Reputation: 974
I have two data frames having the same columns with different schema
val schema = StructType(
| StructField("firstName", StringType, true) ::
| StructField("lastName", IntegerType, false) ::
| StructField("lod", DateType, false) ::
| StructField("dob", DateType, false) :: Nil)
val df = spark.createDataFrame(spark.sparkContext.emptyRDD[Row], schema)
val df2 = Seq(("eturi","1","15/10/2020","Jun/01/2012"),
("vijaynull","12","25/08/2001","Aug/14/2014"),
("lakshmi","xyz",null,"Jul/15/2015")
).toDF("firstName","lastName","lod","dob")
df2.printSchema
root
|-- firstName: string (nullable = true)
|-- lastName: string (nullable = true)
|-- lod: string (nullable = true)
|-- dob: string (nullable = true)
Now I need to cast the df2 columns based on df column data type by adding a new column for each column of df2 and also I need to cast all date and timestamp columns based on the pattern given in another list.

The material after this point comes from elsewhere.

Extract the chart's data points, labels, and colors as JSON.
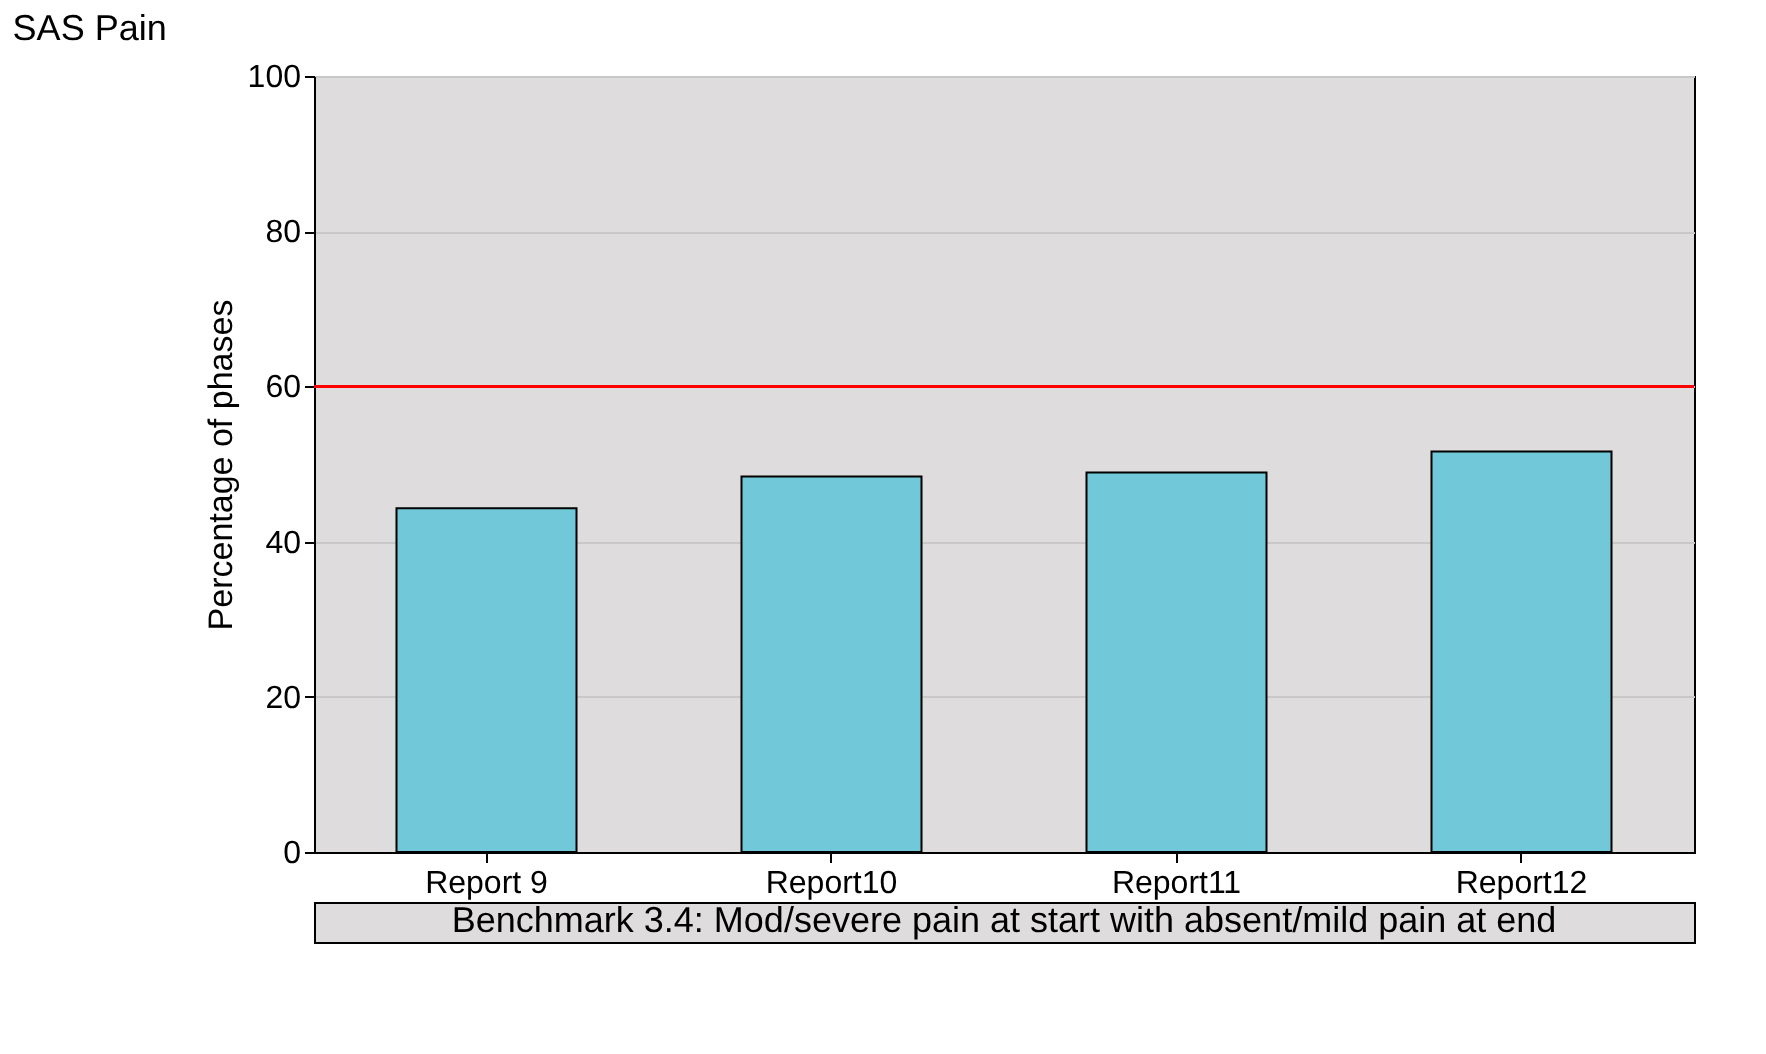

val date_formats = List("dd/MM/yyyy","MMM/dd/yyyy")
val df_data_val = df.columns.foldLeft(df2) { case (tmpdf, c) =>
df.schema(c).dataType match {
case DateType =>
if (date_formats.contains("dd/MM/yyyy",)) {
tmpdf.withColumn(
c + "_cast",
to_date(unix_timestamp(df2(c), "dd/MM/yyyy").cast(TimestampType))
)
} else if (date_formats.contains("MMM/dd/yyyy")) {
tmpdf.withColumn(
c + "_cast",
to_date(unix_timestamp(df2(c), "MMM/dd/yyyy").cast(TimestampType))
)
}
else{
tmpdf.withColumn(c + "_cast", df2(c).cast(df.schema(c).dataType))
case _ => tmpdf.withColumn(c + "_cast", df2(c).cast(df.schema(c).dataType))
}
}
Got below output
Expected output
Upvotes: 0
Views: 253
Reputation: 42422
You can handle different date formats using coalesce
instead of if/else
:
val date_formats = List("dd/MM/yyyy","MMM/dd/yyyy")
val df_data_val = df.columns.foldLeft(df2) { case (tmpdf, c) =>
df.schema(c).dataType match {
case DateType => tmpdf.withColumn(
c + "_cast",
coalesce(date_formats.map(f => to_date(unix_timestamp(df2(c), f).cast(TimestampType))):_*)
)
case _ => tmpdf.withColumn(c + "_cast", df2(c).cast(df.schema(c).dataType))
}
}
df_data_val.show
+---------+--------+----------+-----------+--------------+-------------+----------+----------+
|firstName|lastName| lod| dob|firstName_cast|lastName_cast| lod_cast| dob_cast|
+---------+--------+----------+-----------+--------------+-------------+----------+----------+
| eturi| 1|15/10/2020|Jun/01/2012| eturi| 1|2020-10-15|2012-06-01|
|vijaynull| 12|25/08/2001|Aug/14/2014| vijaynull| 12|2001-08-25|2014-08-14|
| lakshmi| xyz| null|Jul/15/2015| lakshmi| null| null|2015-07-15|
+---------+--------+----------+-----------+--------------+-------------+----------+----------+
Upvotes: 1